May 1, 2023

Dutch Archives on Accused Nazi Collaborators to Open to the Public in 2025

The Dutch government is planning to throw open information about 300,000 people investigated for their collaboration with the Nazis, in a move that could accelerate a reckoning with the Netherlands’ Holocaust record.

For the past seven decades, only researchers and relatives of those accused of collaborating with the Nazis could access the information held by the Dutch archives. But a law guarding the data is set to expire in 2025.

In February, The War in Court, a Dutch consortium devoted to preserving history, announcedthat it would make the records available online when the privacy law expires. The effort drew additional attention this week when a New York Times article explored concerns the hopes and concerns held by people in the Netherlands who have an idea of what lies within the sweeping repository.

“It’s a sensitive archive,” Edwin Klijn, project leader of The War in Cort, told the Times.

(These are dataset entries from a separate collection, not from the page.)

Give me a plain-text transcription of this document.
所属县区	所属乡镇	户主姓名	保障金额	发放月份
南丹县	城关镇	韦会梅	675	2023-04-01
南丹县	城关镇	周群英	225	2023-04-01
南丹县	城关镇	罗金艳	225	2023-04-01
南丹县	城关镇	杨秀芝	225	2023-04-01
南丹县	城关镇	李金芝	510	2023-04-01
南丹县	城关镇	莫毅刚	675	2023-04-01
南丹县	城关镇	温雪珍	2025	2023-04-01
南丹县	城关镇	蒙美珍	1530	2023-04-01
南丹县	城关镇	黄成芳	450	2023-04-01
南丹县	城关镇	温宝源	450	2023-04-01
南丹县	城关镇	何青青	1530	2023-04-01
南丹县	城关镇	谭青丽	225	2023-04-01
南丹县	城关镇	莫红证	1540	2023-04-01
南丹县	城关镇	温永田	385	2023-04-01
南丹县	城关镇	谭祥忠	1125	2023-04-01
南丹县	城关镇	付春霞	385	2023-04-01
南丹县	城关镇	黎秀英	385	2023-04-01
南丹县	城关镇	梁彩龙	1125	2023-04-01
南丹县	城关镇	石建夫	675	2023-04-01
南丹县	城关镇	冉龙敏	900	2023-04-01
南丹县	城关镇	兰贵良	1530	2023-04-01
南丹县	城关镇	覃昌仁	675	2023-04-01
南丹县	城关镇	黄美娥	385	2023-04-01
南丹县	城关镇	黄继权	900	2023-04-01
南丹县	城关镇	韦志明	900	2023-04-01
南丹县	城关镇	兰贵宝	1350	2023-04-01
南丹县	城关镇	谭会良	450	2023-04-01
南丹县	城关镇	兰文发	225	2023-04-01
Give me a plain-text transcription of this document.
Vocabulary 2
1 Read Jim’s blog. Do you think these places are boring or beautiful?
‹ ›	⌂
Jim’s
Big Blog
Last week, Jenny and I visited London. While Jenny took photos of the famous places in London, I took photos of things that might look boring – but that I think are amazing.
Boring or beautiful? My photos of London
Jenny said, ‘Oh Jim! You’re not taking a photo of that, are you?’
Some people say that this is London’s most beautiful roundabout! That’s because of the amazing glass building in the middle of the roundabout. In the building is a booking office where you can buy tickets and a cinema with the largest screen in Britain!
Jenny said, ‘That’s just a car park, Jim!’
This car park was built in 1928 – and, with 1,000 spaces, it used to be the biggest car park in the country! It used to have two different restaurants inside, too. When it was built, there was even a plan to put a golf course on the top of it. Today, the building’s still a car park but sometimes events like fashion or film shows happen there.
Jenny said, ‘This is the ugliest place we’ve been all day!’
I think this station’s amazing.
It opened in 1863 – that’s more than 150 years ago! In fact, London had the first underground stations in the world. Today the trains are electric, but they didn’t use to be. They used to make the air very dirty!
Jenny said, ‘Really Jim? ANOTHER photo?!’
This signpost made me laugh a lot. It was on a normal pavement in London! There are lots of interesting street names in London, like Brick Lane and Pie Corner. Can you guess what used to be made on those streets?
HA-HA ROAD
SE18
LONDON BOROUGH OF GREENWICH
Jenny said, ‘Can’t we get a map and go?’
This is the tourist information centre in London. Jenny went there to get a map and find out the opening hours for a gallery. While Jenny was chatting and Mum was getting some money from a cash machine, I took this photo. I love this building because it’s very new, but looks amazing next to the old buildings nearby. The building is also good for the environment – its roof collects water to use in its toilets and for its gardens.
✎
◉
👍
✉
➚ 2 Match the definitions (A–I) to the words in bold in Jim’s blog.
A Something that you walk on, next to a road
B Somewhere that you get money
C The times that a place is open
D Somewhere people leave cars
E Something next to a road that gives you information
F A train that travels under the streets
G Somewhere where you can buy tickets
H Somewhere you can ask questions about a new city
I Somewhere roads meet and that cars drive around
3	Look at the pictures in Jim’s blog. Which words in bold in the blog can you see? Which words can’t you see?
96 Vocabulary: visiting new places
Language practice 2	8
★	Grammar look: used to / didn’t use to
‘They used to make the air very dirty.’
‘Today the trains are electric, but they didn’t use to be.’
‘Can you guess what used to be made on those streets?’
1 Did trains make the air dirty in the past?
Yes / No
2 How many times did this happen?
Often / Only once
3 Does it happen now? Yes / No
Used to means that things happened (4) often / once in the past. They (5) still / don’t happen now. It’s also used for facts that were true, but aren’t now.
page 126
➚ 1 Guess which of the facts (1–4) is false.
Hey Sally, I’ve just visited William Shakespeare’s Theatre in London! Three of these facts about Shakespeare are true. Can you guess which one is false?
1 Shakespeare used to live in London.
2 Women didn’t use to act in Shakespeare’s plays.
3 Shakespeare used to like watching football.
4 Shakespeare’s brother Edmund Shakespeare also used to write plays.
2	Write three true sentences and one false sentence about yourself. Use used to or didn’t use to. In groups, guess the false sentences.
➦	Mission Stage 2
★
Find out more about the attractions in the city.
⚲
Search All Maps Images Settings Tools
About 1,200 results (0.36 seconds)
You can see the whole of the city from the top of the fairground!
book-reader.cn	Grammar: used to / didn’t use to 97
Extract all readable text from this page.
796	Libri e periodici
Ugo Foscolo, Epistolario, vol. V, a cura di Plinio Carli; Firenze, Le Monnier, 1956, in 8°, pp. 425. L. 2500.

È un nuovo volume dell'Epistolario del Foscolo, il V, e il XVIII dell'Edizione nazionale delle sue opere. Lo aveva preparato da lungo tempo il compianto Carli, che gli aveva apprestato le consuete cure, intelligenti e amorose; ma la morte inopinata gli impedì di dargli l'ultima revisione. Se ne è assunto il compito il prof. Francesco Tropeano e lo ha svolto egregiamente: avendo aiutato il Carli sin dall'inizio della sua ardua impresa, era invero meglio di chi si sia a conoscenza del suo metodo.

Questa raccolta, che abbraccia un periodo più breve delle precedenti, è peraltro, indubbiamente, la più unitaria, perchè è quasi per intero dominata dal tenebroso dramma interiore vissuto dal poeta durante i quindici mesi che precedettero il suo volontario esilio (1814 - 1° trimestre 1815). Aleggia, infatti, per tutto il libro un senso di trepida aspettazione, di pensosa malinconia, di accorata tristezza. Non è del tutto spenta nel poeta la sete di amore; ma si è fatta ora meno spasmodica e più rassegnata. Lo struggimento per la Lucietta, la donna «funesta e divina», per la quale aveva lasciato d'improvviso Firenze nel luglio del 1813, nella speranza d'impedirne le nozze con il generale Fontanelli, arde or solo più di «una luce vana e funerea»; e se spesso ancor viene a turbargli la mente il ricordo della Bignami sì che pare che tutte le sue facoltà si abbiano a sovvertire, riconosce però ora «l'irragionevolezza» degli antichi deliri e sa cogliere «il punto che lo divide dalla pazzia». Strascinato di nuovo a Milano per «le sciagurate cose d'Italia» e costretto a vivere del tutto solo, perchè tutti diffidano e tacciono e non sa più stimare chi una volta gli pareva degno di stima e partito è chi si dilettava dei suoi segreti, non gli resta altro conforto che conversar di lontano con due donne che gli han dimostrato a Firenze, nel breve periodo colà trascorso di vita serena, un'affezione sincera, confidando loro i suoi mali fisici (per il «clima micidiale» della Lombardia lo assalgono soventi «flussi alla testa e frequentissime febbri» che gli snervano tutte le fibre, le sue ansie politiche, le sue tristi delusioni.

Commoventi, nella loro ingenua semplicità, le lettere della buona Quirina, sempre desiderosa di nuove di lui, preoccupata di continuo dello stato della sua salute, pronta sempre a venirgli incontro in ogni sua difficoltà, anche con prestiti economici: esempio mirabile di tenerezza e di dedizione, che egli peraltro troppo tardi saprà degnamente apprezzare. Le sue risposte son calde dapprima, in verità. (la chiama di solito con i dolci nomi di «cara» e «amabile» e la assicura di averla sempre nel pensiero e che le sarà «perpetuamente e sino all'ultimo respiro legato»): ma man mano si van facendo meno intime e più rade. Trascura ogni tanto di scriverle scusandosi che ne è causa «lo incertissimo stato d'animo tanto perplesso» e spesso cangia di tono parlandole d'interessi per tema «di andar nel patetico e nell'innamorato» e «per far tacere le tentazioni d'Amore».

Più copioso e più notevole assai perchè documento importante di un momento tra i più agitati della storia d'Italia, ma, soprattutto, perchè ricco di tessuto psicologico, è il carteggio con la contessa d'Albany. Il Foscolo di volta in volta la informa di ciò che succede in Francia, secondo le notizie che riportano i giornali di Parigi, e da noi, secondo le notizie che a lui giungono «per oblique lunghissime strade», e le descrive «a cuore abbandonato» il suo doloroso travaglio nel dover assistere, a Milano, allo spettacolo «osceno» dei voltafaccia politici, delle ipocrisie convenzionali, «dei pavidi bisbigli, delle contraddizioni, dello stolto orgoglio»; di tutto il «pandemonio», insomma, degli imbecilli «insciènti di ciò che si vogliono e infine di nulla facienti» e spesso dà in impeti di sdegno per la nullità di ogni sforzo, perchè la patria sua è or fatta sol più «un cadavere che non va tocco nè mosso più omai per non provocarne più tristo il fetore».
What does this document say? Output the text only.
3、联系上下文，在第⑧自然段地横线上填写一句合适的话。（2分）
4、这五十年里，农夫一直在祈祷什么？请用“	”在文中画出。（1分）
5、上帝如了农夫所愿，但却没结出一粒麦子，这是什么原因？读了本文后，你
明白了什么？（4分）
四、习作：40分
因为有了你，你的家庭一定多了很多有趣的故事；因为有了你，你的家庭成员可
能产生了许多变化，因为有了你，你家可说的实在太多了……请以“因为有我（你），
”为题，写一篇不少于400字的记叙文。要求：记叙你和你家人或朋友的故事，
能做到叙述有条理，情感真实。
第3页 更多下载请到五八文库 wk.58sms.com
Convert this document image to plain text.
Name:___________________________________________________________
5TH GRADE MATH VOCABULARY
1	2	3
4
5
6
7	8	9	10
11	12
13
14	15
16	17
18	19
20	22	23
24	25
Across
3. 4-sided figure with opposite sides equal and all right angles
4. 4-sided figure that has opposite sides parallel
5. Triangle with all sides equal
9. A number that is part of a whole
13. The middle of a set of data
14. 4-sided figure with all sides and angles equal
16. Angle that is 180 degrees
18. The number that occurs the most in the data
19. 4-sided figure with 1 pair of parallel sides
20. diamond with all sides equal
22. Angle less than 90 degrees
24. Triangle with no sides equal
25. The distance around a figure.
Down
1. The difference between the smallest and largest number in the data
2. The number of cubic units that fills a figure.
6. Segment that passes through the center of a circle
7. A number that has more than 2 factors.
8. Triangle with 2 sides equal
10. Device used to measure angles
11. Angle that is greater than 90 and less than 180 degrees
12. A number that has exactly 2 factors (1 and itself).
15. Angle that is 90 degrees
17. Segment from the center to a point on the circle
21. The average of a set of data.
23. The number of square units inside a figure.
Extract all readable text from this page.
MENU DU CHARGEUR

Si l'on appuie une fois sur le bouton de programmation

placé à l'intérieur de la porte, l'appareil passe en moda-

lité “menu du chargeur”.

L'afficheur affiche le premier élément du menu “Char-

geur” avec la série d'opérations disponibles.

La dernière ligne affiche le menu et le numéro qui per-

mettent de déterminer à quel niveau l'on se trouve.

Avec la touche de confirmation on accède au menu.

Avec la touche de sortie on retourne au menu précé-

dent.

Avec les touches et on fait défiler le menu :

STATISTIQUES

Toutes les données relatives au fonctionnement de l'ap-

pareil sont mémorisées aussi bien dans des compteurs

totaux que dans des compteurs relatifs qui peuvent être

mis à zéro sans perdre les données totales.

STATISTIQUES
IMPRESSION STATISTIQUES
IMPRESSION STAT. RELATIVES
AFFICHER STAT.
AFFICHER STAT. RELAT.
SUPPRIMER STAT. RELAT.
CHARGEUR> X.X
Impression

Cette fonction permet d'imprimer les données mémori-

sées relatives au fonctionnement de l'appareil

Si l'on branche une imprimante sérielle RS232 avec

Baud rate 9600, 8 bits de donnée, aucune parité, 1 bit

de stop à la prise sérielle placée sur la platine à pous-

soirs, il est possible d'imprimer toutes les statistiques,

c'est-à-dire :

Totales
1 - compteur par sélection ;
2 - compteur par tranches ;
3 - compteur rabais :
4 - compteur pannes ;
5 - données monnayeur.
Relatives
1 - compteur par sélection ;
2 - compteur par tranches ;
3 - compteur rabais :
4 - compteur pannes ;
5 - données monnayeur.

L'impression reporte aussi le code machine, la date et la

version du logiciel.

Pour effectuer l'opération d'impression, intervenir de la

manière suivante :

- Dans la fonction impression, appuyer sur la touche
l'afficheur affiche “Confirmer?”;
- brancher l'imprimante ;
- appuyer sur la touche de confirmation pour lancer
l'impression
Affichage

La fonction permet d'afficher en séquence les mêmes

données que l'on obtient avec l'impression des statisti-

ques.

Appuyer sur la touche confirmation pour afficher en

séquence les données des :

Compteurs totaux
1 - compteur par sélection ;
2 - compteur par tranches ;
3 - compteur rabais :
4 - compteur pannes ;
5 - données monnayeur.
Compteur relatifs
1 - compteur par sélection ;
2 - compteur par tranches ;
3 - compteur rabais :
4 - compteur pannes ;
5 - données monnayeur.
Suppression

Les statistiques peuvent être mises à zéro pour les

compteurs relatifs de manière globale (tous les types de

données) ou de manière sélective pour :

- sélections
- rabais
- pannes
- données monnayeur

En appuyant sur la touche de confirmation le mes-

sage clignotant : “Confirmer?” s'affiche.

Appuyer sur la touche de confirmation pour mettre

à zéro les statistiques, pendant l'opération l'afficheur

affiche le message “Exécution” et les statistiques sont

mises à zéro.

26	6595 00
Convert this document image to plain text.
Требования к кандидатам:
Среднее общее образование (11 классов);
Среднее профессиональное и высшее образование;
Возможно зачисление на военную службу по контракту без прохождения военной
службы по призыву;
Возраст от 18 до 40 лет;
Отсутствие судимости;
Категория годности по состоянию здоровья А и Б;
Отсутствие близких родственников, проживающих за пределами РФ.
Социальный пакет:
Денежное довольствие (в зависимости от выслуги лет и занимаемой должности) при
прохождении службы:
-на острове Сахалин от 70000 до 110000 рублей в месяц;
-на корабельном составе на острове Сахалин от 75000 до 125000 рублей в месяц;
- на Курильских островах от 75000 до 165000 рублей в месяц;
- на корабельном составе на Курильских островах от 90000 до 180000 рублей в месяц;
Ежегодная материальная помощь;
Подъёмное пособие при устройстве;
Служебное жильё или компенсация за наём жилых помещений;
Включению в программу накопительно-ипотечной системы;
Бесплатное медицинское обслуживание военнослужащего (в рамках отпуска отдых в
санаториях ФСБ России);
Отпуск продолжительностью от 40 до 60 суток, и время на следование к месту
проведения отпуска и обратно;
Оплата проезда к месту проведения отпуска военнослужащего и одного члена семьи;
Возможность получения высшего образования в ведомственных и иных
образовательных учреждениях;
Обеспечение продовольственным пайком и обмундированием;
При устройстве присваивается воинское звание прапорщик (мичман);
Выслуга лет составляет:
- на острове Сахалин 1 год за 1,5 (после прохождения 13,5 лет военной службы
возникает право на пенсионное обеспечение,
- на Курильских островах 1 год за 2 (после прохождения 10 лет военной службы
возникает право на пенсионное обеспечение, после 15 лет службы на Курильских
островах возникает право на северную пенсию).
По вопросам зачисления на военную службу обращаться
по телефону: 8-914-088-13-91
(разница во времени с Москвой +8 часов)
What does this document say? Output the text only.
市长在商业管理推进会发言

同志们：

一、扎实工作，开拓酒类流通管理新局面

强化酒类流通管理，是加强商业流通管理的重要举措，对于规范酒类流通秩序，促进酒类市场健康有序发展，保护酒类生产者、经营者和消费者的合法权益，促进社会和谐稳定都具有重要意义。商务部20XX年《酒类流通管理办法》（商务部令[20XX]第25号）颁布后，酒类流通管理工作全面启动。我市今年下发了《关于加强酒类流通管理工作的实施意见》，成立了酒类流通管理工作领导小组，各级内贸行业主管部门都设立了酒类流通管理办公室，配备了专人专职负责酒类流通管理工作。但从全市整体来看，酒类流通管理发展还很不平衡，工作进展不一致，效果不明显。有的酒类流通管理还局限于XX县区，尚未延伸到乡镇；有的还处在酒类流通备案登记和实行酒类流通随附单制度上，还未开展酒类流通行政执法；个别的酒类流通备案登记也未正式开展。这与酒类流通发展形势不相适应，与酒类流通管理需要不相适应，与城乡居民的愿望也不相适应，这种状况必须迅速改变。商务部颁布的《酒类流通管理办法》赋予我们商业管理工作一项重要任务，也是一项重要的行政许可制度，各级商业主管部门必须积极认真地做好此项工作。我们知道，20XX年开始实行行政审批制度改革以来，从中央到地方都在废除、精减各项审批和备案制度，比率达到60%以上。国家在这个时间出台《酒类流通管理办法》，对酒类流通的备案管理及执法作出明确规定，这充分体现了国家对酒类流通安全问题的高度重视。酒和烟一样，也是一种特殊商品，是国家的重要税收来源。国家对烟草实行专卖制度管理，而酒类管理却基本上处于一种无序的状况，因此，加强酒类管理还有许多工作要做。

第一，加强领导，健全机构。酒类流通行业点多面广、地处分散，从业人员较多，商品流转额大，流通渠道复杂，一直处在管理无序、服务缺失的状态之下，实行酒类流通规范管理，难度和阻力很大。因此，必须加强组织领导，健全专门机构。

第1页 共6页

“For years, the whole theme of collaboration has been a kind of taboo,” he added. “We don’t talk about collaboration that much but we’re now 80 years further and it’s time for us to face this dark part of the war.”

The Netherlands has world’s second-highest number of documented saviors of Jews, but it also had many collaborators who, aided by the topography and Holland’s proximity to Germany, helped the Nazis achieve the highest death rate there among Jews anywhere in Nazi-occupied Western Europe. Of 140,000 Dutch Jews, more than 100,000 were murdered. As is presumed to have happened with the most famous victim of the Nazis in the Netherlands, the teenaged diarist Anne Frank, many were given up by their neighbors and acquaintances.